By DAVID DUPONT
BG Independent News
The Brown Bag Food Project needs to move out of mom’s house.
The charity which provides emergency food and other essential items to those who find themselves in crisis has been storing its inventory in Peg Holland’s garage and spare room. Holland is the mother of Amy Jo Holland, the founder of the Brown Bag Food Project.
The project was founded last year. It received its tax deductible status in June, 2015. Amy Jo Holland created it when she learned that some fellow workers at the local Walmart didn’t have enough to eat. From that act grew a project that now feeds about 200 people a month.
The Brown Bag mission is to help people get over an emergency so they can seek more permanent help. They provide both non-perishable and fresh items as well as personal hygiene items and toiletries including diapers. Given that the calls can come at any time, Brown Bag has to have items on hand.
Right now that’s at Peg Holland’s house. The inventory is outgrowing the space, and the lack of a real home is also hindering the operation.
Amy Jo Holland said having a local space would allow them to purchase food from places like Northwest Ohio Food Bank at a much lower price than they can buy it retail.
With the winter much of what is in the garage would have to move indoors, and Peg Holland doesn’t know where she’d put it.

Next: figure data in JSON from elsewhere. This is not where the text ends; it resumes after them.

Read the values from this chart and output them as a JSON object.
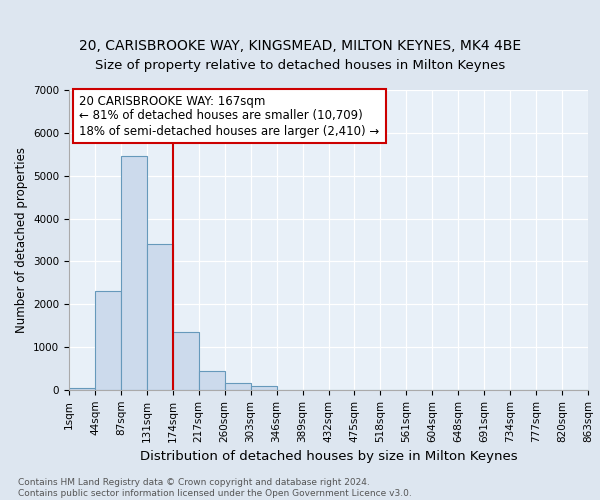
{
  "title_line1": "20, CARISBROOKE WAY, KINGSMEAD, MILTON KEYNES, MK4 4BE",
  "title_line2": "Size of property relative to detached houses in Milton Keynes",
  "xlabel": "Distribution of detached houses by size in Milton Keynes",
  "ylabel": "Number of detached properties",
  "footnote": "Contains HM Land Registry data © Crown copyright and database right 2024.\nContains public sector information licensed under the Open Government Licence v3.0.",
  "bin_labels": [
    "1sqm",
    "44sqm",
    "87sqm",
    "131sqm",
    "174sqm",
    "217sqm",
    "260sqm",
    "303sqm",
    "346sqm",
    "389sqm",
    "432sqm",
    "475sqm",
    "518sqm",
    "561sqm",
    "604sqm",
    "648sqm",
    "691sqm",
    "734sqm",
    "777sqm",
    "820sqm",
    "863sqm"
  ],
  "bar_values": [
    50,
    2300,
    5450,
    3400,
    1350,
    450,
    170,
    90,
    0,
    0,
    0,
    0,
    0,
    0,
    0,
    0,
    0,
    0,
    0,
    0
  ],
  "bar_color": "#ccdaec",
  "bar_edge_color": "#6699bb",
  "vline_x": 4.0,
  "vline_color": "#cc0000",
  "annotation_text": "20 CARISBROOKE WAY: 167sqm\n← 81% of detached houses are smaller (10,709)\n18% of semi-detached houses are larger (2,410) →",
  "annotation_box_color": "#ffffff",
  "annotation_box_edge": "#cc0000",
  "ylim": [
    0,
    7000
  ],
  "yticks": [
    0,
    1000,
    2000,
    3000,
    4000,
    5000,
    6000,
    7000
  ],
  "bg_color": "#dde6f0",
  "plot_bg_color": "#e8f0f8",
  "title1_fontsize": 10,
  "title2_fontsize": 9.5,
  "xlabel_fontsize": 9.5,
  "ylabel_fontsize": 8.5,
  "annot_fontsize": 8.5,
  "tick_fontsize": 7.5,
  "footnote_fontsize": 6.5
}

Peg Holland, who is on the project’s board, said they’ve been offered commercial shelves. Those shelves, her daughter said, would be great because they would allow volunteers to only handle the items once, instead of packing and unpacking them.
The project has also been offered another refrigerator, which is does not have room for.
There’s also an issue of safety and privacy for Peg Holland of having strangers whether picking up food or volunteers coming in and out of her home.
A new warehouse would give the project a place where people could come to pick up their packages. Now those donations have to be arranged, in sites like the Walmart parking lot. That can seem “a little sketchy,” Amy Jo Holland said.
Board members have looked at a few potential sites. Amy Jo Holland said they saw one of about 500 square feet and while that would meet the immediate needs, it wouldn’t do for the long run. Probably, she said, 1,000 square feet would be better. Ideal would a warehouse setting. Another food pantry operator advised looking at having large enough doors for when they start having to deal with pallets of food.
The board has started a Go Fund Me campaign to raise money to pay for the new home. Contributions can be made at gofundme.com/bbfpspace.
If the warehouse had a kitchen space, Amy Jo Holland said, that would be ideal, but not necessary.
The project is looking for a temporary kitchen that has a commercial license so it can produce its signature caramel apples, which it sells as a fundraiser.
The apples, which are sold at the Apple Butter Fest and through Grounds for Thought, are a major fundraiser for the charity. But a change in the state cottage food regulations means they can no longer be produced in her mother’s kitchen. The same holds true for the chocolate covered strawberries sold around Valentine’s Day.
The project would just need the kitchen for a few days, and it would need to be inspected to be approved for their use.
Despite the demands her daughter’s outreach has put on her, Peg Holland said, she’s proud of her. “She’s a very giving caring,” she said. “This grew out of people at Walmart who were in immediate need for food and it blossomed into this. Takes a big heart to be compassionate enough to care for other people. Not many people in their twenties could take on an endeavor like this.”
She saw this as early as first grade, when young Amy Jo reached to a classmate who was being ostracized by the other children.
Peg Holland said the need tapped by the Brown Bag Food Pantry is large. It’s not just Bowling Green, she said. It’s North Baltimore to Walbridge.
Amy Jo Holland said that 14.9 percent of Wood County’s residents suffer from “food insecurity.”
“There’s a whole lot of people we’re not reaching,” her mother said. “We’re just getting a sliver of the pie.”